Type: resource usage Severity: major
Components: Database Versions: devel
process
Status: open
:
: stefan : rawler, richard, rouilj, schlatterbeck, stefan
Priority: : patch

Created on 2009-02-21 02:00 by stefan, last changed 2021-03-24 08:58 by schlatterbeck.

Files
File name Uploaded Description Edit Remove
roundup-dbperf-improve.diff rawler, 2009-02-21 15:06
getnodes.patch stefan, 2009-03-20 15:40
Messages
msg3565 Author: [hidden] (stefan) Date: 2009-02-21 01:59
The LinkHTMLProperty.menu() function does conceptually this:

---

options = [o for o in filter(spec) if permitted('View', o)]
for o in options:
  add_menu_item(o)

---

This seemingly benign chunk of code may involve a lot of SQL calls:

* at least one SQL call inside the filter() call, then possible N more
  in the N calls to permitted() (where N is the number of objects 
  returned by filter()
* N more SQL calls as add_menu_item() needs to fetch the label property
  for each item.

So, 2N + 1 distinct SQL calls to fill a single menu with N options.

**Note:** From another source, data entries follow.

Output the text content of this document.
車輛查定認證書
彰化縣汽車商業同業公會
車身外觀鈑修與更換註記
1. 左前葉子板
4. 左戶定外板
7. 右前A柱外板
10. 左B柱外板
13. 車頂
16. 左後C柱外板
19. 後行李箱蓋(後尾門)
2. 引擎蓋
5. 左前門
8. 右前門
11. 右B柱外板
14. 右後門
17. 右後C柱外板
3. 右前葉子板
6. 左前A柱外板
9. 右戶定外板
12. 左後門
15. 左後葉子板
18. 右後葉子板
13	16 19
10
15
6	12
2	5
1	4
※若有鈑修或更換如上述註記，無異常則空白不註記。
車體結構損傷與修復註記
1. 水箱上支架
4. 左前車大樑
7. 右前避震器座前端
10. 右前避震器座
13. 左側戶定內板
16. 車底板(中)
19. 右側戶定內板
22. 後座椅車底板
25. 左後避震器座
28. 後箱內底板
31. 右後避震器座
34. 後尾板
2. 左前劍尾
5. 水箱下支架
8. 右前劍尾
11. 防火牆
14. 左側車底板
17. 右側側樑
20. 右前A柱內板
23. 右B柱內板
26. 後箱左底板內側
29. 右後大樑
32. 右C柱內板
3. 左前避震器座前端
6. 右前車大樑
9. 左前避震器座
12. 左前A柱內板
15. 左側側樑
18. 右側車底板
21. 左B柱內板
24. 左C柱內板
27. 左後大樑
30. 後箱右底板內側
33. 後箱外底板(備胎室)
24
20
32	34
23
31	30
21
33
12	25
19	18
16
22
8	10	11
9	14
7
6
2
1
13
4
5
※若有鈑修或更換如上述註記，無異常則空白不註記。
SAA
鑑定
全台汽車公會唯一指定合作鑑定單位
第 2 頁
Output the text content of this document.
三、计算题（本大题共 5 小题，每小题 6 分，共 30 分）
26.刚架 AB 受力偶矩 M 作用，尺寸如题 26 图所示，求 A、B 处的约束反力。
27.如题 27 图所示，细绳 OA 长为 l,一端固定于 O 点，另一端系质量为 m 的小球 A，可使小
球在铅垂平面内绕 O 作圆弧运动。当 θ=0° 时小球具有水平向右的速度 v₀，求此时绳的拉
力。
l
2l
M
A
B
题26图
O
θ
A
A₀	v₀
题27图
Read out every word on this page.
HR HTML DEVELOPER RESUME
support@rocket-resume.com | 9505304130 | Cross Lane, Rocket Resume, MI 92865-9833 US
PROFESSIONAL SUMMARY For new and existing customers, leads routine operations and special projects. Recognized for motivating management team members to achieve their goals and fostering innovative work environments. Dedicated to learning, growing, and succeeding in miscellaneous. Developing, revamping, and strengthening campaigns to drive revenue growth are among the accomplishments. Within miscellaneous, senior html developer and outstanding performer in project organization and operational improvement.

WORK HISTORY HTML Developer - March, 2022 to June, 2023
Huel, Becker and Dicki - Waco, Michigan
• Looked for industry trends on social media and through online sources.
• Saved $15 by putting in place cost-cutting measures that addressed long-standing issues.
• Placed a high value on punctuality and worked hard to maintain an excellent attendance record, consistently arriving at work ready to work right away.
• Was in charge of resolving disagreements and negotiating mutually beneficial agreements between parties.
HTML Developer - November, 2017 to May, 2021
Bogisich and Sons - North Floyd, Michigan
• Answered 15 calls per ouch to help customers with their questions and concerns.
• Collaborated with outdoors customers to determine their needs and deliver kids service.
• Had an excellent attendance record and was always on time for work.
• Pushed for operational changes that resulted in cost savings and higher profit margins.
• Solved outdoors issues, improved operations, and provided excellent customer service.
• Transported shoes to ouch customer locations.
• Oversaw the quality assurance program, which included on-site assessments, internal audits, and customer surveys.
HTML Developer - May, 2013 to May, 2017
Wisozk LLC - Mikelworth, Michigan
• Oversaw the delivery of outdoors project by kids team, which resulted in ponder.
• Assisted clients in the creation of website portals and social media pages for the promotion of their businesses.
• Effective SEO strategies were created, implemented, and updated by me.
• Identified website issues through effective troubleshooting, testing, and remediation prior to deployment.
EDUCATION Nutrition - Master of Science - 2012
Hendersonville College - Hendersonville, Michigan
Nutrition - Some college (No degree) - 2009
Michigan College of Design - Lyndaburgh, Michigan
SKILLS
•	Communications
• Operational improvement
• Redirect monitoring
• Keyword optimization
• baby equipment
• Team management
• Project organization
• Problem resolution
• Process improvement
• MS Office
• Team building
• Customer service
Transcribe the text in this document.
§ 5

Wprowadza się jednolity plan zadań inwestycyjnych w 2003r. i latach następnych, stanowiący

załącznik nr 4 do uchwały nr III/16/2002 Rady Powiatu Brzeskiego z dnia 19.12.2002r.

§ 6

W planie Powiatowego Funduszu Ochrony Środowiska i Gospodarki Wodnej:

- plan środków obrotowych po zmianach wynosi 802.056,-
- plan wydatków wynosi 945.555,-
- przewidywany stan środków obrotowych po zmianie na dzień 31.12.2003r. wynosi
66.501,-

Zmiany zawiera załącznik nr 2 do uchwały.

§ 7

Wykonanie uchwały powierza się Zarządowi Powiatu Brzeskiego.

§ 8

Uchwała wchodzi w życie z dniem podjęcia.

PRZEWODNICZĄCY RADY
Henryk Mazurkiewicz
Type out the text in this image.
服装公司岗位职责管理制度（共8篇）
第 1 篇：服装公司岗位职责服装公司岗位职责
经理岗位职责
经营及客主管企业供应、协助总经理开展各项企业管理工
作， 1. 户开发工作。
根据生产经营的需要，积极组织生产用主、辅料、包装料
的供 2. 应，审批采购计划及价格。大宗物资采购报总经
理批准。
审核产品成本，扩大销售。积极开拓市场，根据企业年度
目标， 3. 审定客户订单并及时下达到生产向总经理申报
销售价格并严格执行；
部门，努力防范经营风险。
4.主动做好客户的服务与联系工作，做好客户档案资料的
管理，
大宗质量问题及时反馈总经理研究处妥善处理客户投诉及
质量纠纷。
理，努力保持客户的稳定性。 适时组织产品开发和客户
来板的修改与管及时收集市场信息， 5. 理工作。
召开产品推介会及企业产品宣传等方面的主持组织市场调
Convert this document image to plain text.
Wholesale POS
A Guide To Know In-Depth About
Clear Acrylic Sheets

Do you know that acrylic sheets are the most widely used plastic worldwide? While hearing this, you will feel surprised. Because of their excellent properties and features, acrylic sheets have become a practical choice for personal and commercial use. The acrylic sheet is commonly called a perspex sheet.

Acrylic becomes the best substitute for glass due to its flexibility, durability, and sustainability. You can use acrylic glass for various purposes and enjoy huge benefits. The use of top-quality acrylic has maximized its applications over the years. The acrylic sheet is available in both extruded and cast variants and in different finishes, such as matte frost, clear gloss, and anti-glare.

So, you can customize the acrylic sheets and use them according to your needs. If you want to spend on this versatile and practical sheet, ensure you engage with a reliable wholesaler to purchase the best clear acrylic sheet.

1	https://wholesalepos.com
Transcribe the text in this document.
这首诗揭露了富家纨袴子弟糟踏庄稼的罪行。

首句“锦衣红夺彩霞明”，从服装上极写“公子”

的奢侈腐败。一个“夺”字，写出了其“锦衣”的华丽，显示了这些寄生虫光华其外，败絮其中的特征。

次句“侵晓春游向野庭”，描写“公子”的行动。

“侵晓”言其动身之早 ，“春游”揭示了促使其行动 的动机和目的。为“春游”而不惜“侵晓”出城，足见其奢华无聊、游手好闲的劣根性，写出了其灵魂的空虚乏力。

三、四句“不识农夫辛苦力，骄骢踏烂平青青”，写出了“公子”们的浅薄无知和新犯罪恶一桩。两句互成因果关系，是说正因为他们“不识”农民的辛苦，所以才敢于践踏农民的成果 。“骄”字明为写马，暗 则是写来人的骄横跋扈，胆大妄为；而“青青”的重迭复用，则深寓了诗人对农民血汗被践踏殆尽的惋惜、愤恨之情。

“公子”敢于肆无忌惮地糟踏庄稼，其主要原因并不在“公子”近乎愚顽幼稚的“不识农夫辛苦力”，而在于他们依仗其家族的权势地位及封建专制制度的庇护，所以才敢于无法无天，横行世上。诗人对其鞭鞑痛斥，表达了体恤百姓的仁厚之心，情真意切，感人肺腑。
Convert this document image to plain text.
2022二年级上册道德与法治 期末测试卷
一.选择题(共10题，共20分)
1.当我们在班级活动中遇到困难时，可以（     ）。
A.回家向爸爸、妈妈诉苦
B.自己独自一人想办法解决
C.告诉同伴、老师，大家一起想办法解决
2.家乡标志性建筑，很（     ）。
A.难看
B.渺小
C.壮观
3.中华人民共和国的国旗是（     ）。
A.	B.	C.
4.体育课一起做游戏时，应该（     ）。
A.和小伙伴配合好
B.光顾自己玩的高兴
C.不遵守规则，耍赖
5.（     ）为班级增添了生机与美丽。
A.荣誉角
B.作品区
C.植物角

I believe at least some of this can be optimized:

1) With an enhanced version of filter(), not only matching nodeids would
  be returned, but requested properties, too. This would get rid of the
  SQL calls inside add_menu_item().

2) The permission checks could possibly be fused, too. However, as in 
  general permissions are handled outside SQL, this is much harder.

Therefor, I'd suggest to enhance filter() so instead of simply returning
matching node ids it returns node ids in addition to requested properties:

filter(search_matches, filterspec, sort=[], group=[], properties=[])

would return a list of items, where an item is either a nodeid, if
'properties' is empty, or a tuple containing nodeid, as well as all
requested properties of that node, otherwise.

Comments ?
msg3566 Author: [hidden] (richard) Date: 2009-02-21 02:12
Sounds good to me. Was something I mulled over ages ago.
msg3567 Author: [hidden] (rawler) Date: 2009-02-21 15:06
I had some slightly different solutions. Although "getnodes" I've called
"fetch()". It fetches nodes based on a collection of ids and using the
'using' SQL-keyword. It also features defaults for other backends.

There are also a few smaller optimisations, including caching
pre:fetch() for batch()es. Also, in a few places identified by
profiling, I've replaced multiple self.db-calls, with a local
db-variable. (Tip from
http://wiki.python.org/moin/PythonSpeed/PerformanceTips#Avoidingdots...)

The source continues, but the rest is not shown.